NOUVELLES
25/05/2014 12:00 EDT | Actualisé 25/07/2014 05:12 EDT

La démocratie a causé du tort à la Thaïlande, selon un porte-parole de l'armée

BANGKOK - Un porte-parole de l'armée thaïlandaise a déclaré, dimanche, que la démocratie avait causé du tort à la Thaïlande alors que la junte militaire ayant pris le pouvoir tentait de calmer les critiques de la communauté internationale et que des centaines de manifestants confrontaient des soldats au centre de Bangkok.

Les manifestations se sont poursuivies depuis que l'armée a pris la tête du pays, jeudi, après des mois de conflit entre le gouvernement élu et un mouvement de protestation, et les leaders militaires ont prié la population de faire preuve de patience.

L'armée demeure toutefois évasive au sujet des politiciens et les autres personnes qu'elle a convoqués et placés en détention, dont l'ancienne première ministre Yingluck Shinawatra, qui s'est rendue aux autorités militaires vendredi.

Certaines rumeurs voulaient que Mme Shinawatra ait été libérée dimanche, mais l'un de ses collaborateurs a affirmé que la politicienne avait été transférée à un autre endroit, mais pas relâchée.

Samedi, le porte-parole de l'armée, le colonel Weerachon Sukondhapatipak, avait affirmé que plus de 100 personnes étaient présentement détenues, mais le site Prachatai et des opposants au coup d'État ont soutenu qu'il y avait eu de nombreuses autres arrestations, en plus de la liste d'individus sommés de se présenter devant les militaires.

Des troupes ont été déployées, dimanche, dans l'un des quartiers commerciaux les plus achalandés de Bangkok et ont bloqué l'accès à l'aérotrain afin d'empêcher la tenue d'une troisième journée consécutive de rassemblements contre le coup d'État. Ils ont été accueillis par une foule d'environ 1000 personnes criant «Partez, partez, partez!».
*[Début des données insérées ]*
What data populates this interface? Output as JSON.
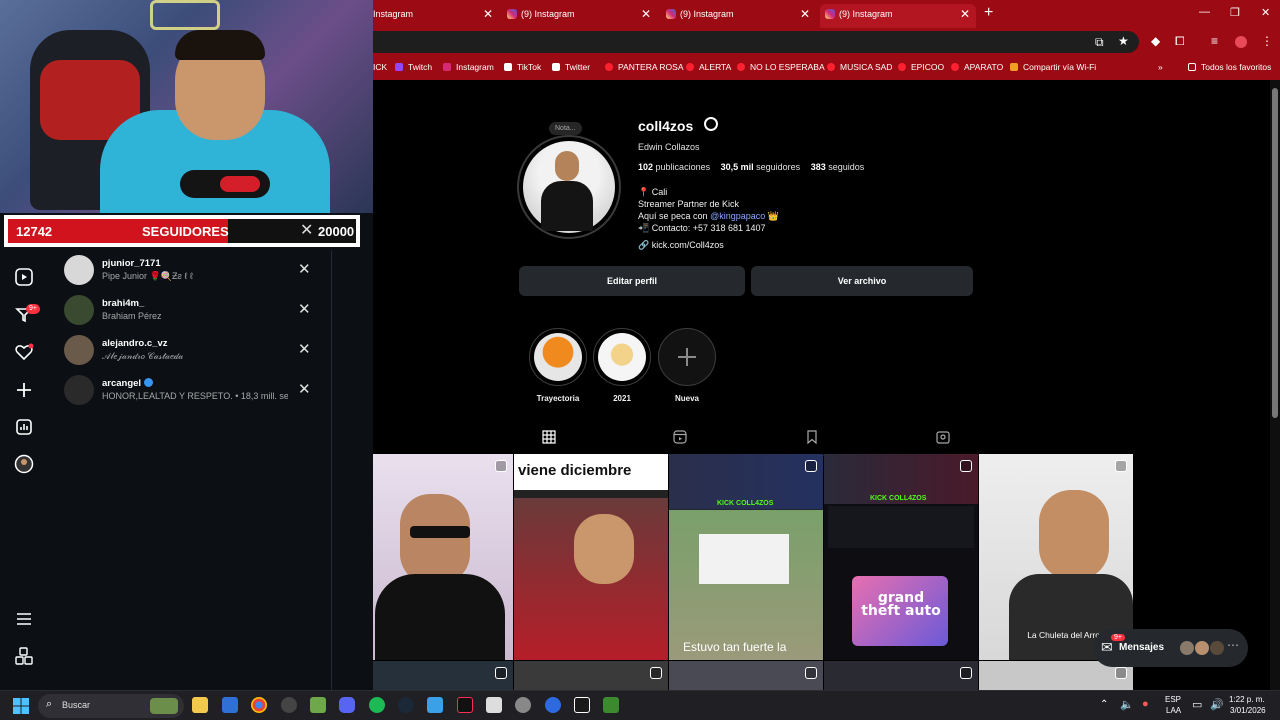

Le leader de la junte, le général Prayuth Chan-ocha, a justifié sa décision de s'emparer du pouvoir en disant que l'armée avait le devoir d'agir pour éviter la violence et mettre un terme à une crise politique déclenchée par des manifestations antigouvernementales qui ont fait 28 morts et plus de 800 blessés.

Ces protestations s'inscrivaient dans le cadre d'un bras de fer entre les partisans de l'ex-premier ministre Thaksin Shinawatra, le frère de Yingluck, qui a lui-même été renversé par un coup d'État en 2006 avant de s'exiler, et leurs opposants appuyés par l'élite traditionnelle du pays.